The primary care physician’s office is exactly the right place to have a conversation about depression,” says Dr. Ponciano. “With depression, you have a lower quality of life—and the condition is linked to poor physical health.” Stress affects blood pressure and blood sugar and an apathetic attitude can also affect a person’s willingness to take care of himself or take prescribed medications.

A way out of depression

For milder forms of depression, physicians may recommend natural steps such as eating a healthy diet, getting adequate sleep, exercising and establishing a routine. When depression symptoms are significant, Dr. Ponciano encourages his patients to see a therapist. “Therapists have the skills to get to the heart of why things are happening, suggest ways to get out of problems and help patients learn coping skills,” says Dr. Ponciano. Other forms of therapy can include art therapy, mediation, pastoral counseling and family therapy.

To bring behavioral health services to patients, Meritus Health includes behavioral health specialists in Meritus Medical Group primary care practices. According to Dr. Ponciano, some behavioral health issues can be successfully identified and treated in the primary care setting with the right support.

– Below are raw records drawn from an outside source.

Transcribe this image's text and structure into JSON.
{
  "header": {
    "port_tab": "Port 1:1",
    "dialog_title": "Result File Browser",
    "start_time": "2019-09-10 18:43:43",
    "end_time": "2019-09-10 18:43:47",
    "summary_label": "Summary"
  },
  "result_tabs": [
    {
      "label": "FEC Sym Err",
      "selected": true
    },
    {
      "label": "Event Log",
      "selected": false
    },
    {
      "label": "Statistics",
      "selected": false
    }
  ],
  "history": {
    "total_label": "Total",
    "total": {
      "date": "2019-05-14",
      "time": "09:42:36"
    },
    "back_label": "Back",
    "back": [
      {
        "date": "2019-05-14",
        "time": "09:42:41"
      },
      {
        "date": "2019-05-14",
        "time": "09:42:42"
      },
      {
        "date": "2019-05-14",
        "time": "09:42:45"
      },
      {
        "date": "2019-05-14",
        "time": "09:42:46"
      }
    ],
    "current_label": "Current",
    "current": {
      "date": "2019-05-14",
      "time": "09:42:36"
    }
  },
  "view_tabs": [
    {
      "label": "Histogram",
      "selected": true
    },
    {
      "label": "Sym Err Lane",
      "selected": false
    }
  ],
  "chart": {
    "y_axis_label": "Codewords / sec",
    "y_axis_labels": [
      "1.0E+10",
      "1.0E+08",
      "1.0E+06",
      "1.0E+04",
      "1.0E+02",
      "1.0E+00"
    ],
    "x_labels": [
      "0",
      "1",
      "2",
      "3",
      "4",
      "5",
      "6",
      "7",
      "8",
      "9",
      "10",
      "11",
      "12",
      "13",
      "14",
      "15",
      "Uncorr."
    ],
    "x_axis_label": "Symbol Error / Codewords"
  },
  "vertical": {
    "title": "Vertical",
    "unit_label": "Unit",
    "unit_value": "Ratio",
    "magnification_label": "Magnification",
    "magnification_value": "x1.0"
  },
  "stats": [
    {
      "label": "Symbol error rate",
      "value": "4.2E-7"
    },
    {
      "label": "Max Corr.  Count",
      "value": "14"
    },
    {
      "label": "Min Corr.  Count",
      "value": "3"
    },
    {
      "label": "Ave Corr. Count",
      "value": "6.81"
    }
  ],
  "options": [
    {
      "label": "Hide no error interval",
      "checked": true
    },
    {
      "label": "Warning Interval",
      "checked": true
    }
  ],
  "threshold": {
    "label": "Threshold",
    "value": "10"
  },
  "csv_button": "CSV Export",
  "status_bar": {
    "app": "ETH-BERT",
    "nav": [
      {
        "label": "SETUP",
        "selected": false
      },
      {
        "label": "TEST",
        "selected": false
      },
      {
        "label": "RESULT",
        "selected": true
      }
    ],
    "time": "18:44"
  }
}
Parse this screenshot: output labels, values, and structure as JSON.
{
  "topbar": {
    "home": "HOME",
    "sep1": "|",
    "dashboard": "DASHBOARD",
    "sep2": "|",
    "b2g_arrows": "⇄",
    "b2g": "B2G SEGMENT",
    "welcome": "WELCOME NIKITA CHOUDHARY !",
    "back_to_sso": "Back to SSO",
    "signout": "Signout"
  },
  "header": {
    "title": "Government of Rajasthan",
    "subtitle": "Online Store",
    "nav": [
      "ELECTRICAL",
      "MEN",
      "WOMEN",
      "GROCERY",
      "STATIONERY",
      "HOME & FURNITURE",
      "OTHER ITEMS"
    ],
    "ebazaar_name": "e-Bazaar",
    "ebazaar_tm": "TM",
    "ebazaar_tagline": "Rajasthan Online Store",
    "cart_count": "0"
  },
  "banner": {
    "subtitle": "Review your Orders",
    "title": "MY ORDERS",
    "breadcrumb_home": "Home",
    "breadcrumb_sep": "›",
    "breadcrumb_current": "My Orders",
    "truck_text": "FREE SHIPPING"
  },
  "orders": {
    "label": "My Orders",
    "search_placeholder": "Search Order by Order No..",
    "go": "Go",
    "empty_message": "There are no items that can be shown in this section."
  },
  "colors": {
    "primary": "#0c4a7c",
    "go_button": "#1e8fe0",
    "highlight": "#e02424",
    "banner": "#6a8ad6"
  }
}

Medications are also key to curbing depression. Selective Serotonin Reuptake Inhibitors or SSRIs are the most commonly prescribed type of antidepressants and some also work to address sleeplessness or smoking cessation. Serotonin-norepinephrine Reuptake Inhibitors or SNRIs are another class of medications used for the treatment of depression and chronic pain.

Dr. Ponciano helps patients understand possible side effects and the time it takes for the medication to become effective. He warns that abruptly stopping antidepressant treatment or missing doses can cause withdrawal-like symptoms.

A relationship with your PCP

While primary care physicians like Dr. Ponciano don’t provide counseling for patients struggling with depression, they remain involved in ongoing care. He encourages his patients to make at least three follow up appointments to evaluate medication effectiveness, side effects and/or results of therapy. “There is a way out of depression and with the right help, people will be better off than they were before beginning treatment,” says Dr. Ponciano.